4. To Remind Myself I Wasn’t Battling Infertility Alone
Infertility can be so isolating. Even after putting my entire personal life out on the Internet for the last four years, I still find that those closest to me continue to not understand my struggles. It was the very act of putting myself out there that opened me up to a world of other people who also blogged about their infertility. I have met so many women who now make up my tribe.
We also found support for my husband. Soon after starting my blog, we discovered a couple’s infertility support group at our church and some of the people we have met have become some of our closest friends. It still amazes me how much brighter my life has become through sharing details of the worst thing that ever happened to me.

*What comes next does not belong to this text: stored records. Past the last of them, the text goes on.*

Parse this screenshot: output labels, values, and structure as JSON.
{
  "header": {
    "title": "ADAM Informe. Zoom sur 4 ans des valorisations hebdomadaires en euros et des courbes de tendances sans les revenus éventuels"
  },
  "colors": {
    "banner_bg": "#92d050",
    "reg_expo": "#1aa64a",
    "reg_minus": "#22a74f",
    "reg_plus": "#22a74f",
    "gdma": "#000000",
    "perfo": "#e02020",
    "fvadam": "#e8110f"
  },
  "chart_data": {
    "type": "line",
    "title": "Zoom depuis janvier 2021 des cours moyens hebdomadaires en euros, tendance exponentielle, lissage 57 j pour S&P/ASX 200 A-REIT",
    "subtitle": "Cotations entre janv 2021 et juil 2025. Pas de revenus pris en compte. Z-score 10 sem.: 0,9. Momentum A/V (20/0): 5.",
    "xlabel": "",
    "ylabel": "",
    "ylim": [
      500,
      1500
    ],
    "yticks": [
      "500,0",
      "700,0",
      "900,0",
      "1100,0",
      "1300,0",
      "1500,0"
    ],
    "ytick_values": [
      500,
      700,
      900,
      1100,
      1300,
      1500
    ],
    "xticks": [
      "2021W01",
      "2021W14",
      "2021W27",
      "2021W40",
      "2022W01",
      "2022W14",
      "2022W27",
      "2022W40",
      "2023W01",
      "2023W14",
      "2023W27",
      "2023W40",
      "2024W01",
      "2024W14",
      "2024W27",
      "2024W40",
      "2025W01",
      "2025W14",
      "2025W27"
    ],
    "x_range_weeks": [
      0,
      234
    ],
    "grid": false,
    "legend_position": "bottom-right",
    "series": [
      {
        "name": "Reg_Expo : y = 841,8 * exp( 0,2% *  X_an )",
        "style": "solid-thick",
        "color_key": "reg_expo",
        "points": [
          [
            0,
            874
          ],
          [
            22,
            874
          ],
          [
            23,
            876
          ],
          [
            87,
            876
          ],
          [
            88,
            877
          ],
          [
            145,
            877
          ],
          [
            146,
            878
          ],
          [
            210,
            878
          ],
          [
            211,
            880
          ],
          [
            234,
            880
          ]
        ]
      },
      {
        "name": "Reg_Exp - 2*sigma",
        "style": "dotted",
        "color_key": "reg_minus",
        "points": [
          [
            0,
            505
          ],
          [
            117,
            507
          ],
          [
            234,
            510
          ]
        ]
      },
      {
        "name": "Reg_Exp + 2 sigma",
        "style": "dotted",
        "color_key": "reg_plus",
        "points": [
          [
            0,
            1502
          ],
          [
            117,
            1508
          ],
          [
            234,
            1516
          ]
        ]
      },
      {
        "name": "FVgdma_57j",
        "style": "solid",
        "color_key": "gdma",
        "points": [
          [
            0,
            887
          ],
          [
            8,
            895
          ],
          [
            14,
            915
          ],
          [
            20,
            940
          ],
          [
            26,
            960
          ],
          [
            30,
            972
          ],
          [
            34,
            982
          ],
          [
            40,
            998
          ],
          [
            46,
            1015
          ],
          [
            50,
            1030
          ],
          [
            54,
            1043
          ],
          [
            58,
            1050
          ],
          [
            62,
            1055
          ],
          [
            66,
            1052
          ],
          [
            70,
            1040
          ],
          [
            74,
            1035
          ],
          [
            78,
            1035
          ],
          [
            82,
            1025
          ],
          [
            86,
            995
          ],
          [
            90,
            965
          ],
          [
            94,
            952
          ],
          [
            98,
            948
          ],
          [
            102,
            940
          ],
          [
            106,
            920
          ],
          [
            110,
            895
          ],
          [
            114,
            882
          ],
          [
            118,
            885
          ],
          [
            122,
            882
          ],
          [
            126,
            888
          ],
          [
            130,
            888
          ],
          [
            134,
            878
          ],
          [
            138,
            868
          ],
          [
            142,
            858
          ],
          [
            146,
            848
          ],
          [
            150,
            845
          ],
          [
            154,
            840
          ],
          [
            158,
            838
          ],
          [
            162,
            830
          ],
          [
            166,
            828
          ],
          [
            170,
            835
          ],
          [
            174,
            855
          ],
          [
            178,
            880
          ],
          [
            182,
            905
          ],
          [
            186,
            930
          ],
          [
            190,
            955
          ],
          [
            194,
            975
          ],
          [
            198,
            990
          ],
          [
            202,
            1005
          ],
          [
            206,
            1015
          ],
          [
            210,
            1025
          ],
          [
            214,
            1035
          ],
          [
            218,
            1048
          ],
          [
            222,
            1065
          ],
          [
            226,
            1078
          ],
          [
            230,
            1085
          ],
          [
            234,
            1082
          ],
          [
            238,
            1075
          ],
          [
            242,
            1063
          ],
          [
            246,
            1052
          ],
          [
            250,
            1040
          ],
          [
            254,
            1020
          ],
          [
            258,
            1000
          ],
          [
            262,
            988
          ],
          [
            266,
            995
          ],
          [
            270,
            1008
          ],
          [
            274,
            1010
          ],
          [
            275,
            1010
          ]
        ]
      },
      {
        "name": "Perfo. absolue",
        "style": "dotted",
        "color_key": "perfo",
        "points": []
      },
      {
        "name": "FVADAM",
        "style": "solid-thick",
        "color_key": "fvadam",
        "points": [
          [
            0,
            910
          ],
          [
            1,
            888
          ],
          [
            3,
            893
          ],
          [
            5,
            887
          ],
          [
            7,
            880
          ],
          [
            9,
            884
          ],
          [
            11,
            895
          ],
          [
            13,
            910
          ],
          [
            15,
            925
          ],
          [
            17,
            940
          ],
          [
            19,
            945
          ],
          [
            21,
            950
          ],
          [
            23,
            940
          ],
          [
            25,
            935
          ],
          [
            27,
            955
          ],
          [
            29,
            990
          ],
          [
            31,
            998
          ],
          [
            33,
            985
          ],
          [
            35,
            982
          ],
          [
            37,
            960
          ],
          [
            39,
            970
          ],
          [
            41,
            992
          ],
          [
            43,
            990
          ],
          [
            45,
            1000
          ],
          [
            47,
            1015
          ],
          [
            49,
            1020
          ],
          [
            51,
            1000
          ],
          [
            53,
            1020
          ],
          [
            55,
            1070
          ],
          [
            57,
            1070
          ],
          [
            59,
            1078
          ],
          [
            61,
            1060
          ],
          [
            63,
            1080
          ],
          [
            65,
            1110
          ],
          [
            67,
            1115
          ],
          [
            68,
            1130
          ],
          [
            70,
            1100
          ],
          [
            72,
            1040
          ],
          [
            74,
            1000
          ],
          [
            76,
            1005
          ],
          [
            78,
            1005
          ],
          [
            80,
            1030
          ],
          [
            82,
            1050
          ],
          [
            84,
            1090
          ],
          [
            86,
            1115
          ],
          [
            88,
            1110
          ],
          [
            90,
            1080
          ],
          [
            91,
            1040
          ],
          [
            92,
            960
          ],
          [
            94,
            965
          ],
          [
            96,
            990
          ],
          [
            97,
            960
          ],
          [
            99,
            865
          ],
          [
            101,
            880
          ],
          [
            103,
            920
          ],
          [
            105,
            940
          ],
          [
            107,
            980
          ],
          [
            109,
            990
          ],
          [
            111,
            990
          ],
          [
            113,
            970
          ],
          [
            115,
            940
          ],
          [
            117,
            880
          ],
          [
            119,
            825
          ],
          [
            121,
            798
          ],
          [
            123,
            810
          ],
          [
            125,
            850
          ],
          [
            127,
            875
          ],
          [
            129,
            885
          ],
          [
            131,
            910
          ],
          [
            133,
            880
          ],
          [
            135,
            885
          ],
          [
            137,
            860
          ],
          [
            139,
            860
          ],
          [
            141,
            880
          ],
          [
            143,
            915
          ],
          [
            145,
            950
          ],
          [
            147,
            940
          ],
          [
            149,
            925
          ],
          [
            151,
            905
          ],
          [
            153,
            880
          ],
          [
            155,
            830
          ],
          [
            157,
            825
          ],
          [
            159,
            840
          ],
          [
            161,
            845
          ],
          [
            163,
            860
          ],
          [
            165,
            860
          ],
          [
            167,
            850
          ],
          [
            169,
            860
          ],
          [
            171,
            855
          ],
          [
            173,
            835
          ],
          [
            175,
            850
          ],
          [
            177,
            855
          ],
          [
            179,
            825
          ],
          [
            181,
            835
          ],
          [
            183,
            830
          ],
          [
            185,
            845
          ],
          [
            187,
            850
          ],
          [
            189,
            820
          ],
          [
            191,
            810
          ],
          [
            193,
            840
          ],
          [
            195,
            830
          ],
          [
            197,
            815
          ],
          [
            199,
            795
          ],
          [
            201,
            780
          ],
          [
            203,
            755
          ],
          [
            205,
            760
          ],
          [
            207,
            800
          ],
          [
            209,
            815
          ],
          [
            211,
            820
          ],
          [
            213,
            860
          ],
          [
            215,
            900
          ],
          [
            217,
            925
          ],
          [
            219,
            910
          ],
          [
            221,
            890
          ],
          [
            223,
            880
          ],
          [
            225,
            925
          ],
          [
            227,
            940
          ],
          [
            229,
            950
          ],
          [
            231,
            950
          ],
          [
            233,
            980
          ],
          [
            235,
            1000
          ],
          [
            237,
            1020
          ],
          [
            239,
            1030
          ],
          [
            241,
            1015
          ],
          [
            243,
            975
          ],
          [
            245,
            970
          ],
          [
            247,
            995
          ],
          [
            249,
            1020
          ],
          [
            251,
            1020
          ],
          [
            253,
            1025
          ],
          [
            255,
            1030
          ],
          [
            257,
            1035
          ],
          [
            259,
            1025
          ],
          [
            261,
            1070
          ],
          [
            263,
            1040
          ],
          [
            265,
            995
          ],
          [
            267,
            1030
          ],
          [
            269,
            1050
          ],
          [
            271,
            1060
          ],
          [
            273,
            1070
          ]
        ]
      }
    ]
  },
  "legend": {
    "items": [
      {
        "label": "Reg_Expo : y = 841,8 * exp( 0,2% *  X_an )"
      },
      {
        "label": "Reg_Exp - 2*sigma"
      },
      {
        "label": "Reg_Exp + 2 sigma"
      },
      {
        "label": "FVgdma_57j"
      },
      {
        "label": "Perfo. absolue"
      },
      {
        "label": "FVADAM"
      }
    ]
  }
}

5. To Show Others that I'm Not Ashamed of My Infertility
Infertility is hidden by many couples because it is often viewed as something to be ashamed of or there is the idea that someone is to blame for the condition. I know many women who have successfully gone on to have a baby and still feel they can’t share the story of their baby’s conception with their family. While I respect that others are unable or unwilling to speak out, it was always important to me to put myself out there to help normalize infertility. I want to show others that some families start from ways other than passionate nights and vacations in the tropics. I want others to know that sometimes a baby comes after multiple years of effort that include many fertility procedures, a substantial financial cost, and countless tears shed. And this is nothing to be ashamed of.